The ECB’s chief economist, Peter Praet, and Governing Council members Francois Villeroy de Galhau and Ewald Nowotny are all scheduled to speak this week.
The most awaited piece of data in the coming days is probably inflation.
Euro-area consumer prices are barely rising despite 1.2 trillion euros ($1.3 trillion) of bond purchases and a negative deposit rate, and policy makers agreed at their July 20-21 meeting that no clear upward trend in inflation was yet visible.
Economists surveyed by Bloomberg predict the rate rose to 0.3 percent in August from 0.2 percent the previous month. That would be the highest since January but still far from the ECB’s goal of just below 2 percent.
“Draghi has said he wants to make things dependent on the numbers,” said Michael Schubert, an economist at Commerzbank in Frankfurt. As far as inflation is concerned, “every tenth of a percentage point can be a source of hope or despair,” he said.
Industry and consumer confidence data out on Tuesday will show how well the economy is holding up two months after the U.K. referendum. Private-sector activity unexpectedly picked up in August, driven by an improvement in services, according to surveys by IHS Markit.

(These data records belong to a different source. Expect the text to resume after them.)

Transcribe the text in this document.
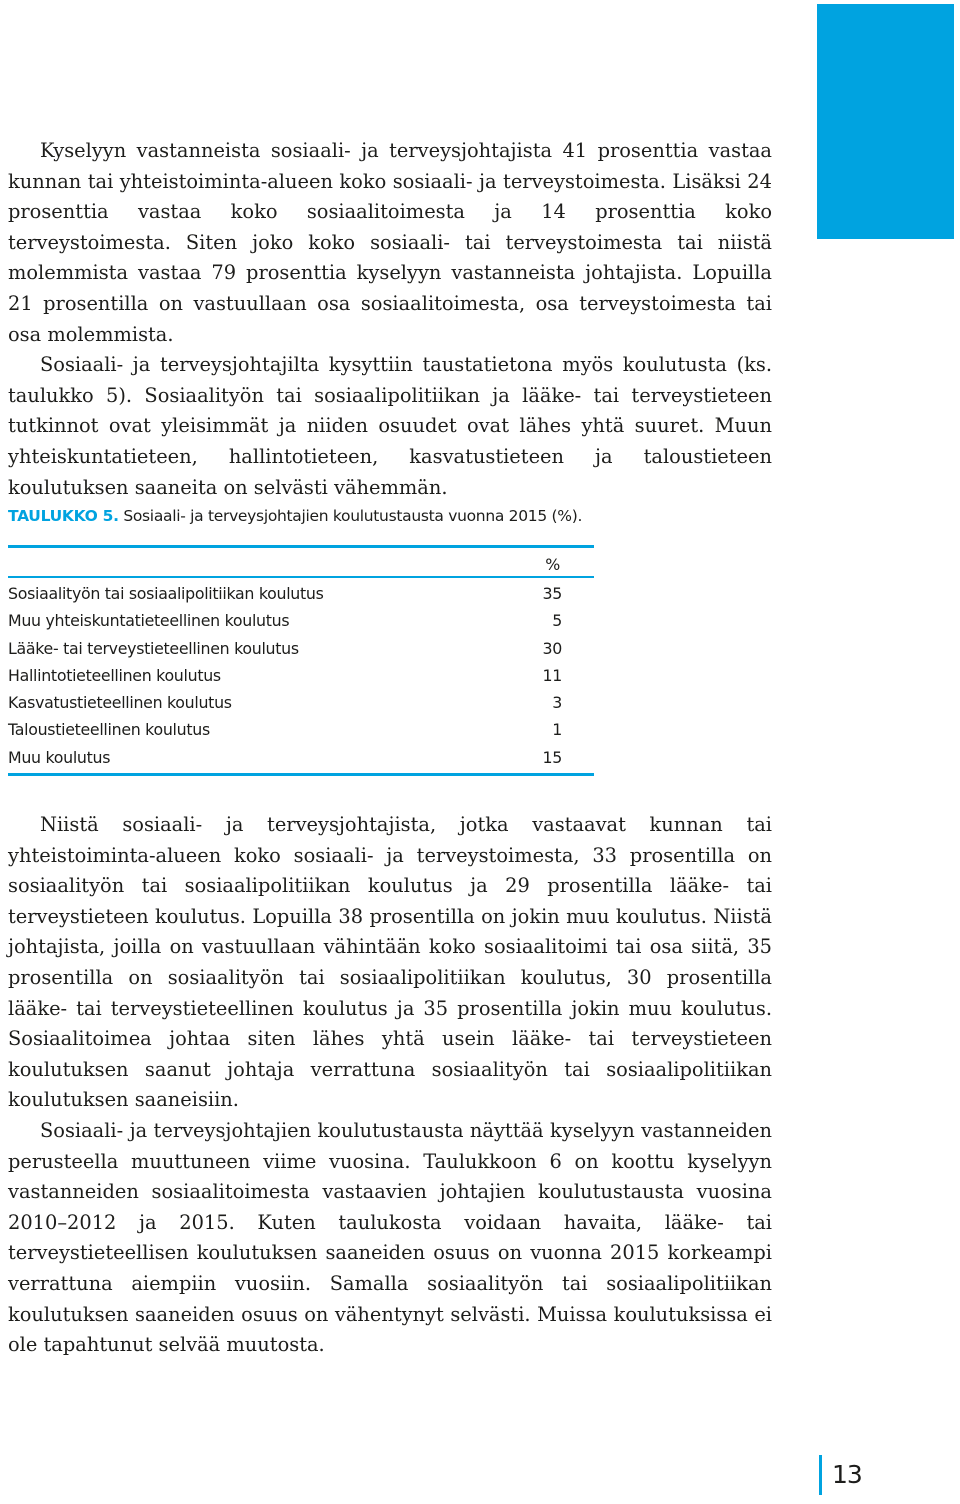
Kyselyyn vastanneista sosiaali- ja terveysjohtajista 41 prosenttia vastaa kunnan tai yhteistoiminta-alueen koko sosiaali- ja terveystoimesta. Lisäksi 24 prosenttia vastaa koko sosiaalitoimesta ja 14 prosenttia koko terveystoimesta. Siten joko koko sosiaali- tai terveystoimesta tai niistä molemmista vastaa 79 prosenttia kyselyyn vastanneista johtajista. Lopuilla 21 prosentilla on vastuullaan osa sosiaalitoimesta, osa terveystoimesta tai osa molemmista.

Sosiaali- ja terveysjohtajilta kysyttiin taustatietona myös koulutusta (ks. taulukko 5). Sosiaalityön tai sosiaalipolitiikan ja lääke- tai terveystieteen tutkinnot ovat yleisimmät ja niiden osuudet ovat lähes yhtä suuret. Muun yhteiskuntatieteen, hallintotieteen, kasvatustieteen ja taloustieteen koulutuksen saaneita on selvästi vähemmän.

TAULUKKO 5. Sosiaali- ja terveysjohtajien koulutustausta vuonna 2015 (%).
%
Sosiaalityön tai sosiaalipolitiikan koulutus	35
Muu yhteiskuntatieteellinen koulutus	5
Lääke- tai terveystieteellinen koulutus	30
Hallintotieteellinen koulutus	11
Kasvatustieteellinen koulutus	3
Taloustieteellinen koulutus	1
Muu koulutus	15

Niistä sosiaali- ja terveysjohtajista, jotka vastaavat kunnan tai yhteistoiminta-alueen koko sosiaali- ja terveystoimesta, 33 prosentilla on sosiaalityön tai sosiaalipolitiikan koulutus ja 29 prosentilla lääke- tai terveystieteen koulutus. Lopuilla 38 prosentilla on jokin muu koulutus. Niistä johtajista, joilla on vastuullaan vähintään koko sosiaalitoimi tai osa siitä, 35 prosentilla on sosiaalityön tai sosiaalipolitiikan koulutus, 30 prosentilla lääke- tai terveystieteellinen koulutus ja 35 prosentilla jokin muu koulutus. Sosiaalitoimea johtaa siten lähes yhtä usein lääke- tai terveystieteen koulutuksen saanut johtaja verrattuna sosiaalityön tai sosiaalipolitiikan koulutuksen saaneisiin.

Sosiaali- ja terveysjohtajien koulutustausta näyttää kyselyyn vastanneiden perusteella muuttuneen viime vuosina. Taulukkoon 6 on koottu kyselyyn vastanneiden sosiaalitoimesta vastaavien johtajien koulutustausta vuosina 2010–2012 ja 2015. Kuten taulukosta voidaan havaita, lääke- tai terveystieteellisen koulutuksen saaneiden osuus on vuonna 2015 korkeampi verrattuna aiempiin vuosiin. Samalla sosiaalityön tai sosiaalipolitiikan koulutuksen saaneiden osuus on vähentynyt selvästi. Muissa koulutuksissa ei ole tapahtunut selvää muutosta.

13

But the tide can turn quickly. In Germany, where second-quarter earnings at blue-chip firms beat estimates by more than 10 percent, business sentiment has plunged the most in four years, with executives warning that Brexit and other political crises may damp orders. With an expansion of 0.4 percent, the nation drove euro-area economic growth in the April-June period.
In both France and Italy, growth ground to a halt in the quarter. Manufacturing in the region’s second-largest economy has shrunk for six months and tourism is suffering from a series of terrorist attacks. Meanwhile, Italian banks are struggling to dispose of non-performing loans, and a vote on political reform expected in November has the potential to topple Prime Minister Matteo Renzi’s government.
Even in Spain, where growth rates have been among the strongest in the region as investment and job creation tick up, risks remain. Acting Prime Minister Mariano Rajoy is facing a confidence vote on Wednesday to secure a second term that, if lost, could put the nation on track for a third election.
“There are risks related to the geopolitical situation in a number of countries,” said Aline Schuiling, a senior economist at ABN Amro Bank NV in Amsterdam, adding that the ECB will probably lower its growth forecast for next year. “The risks to inflation also seem to be skewed to the downside.”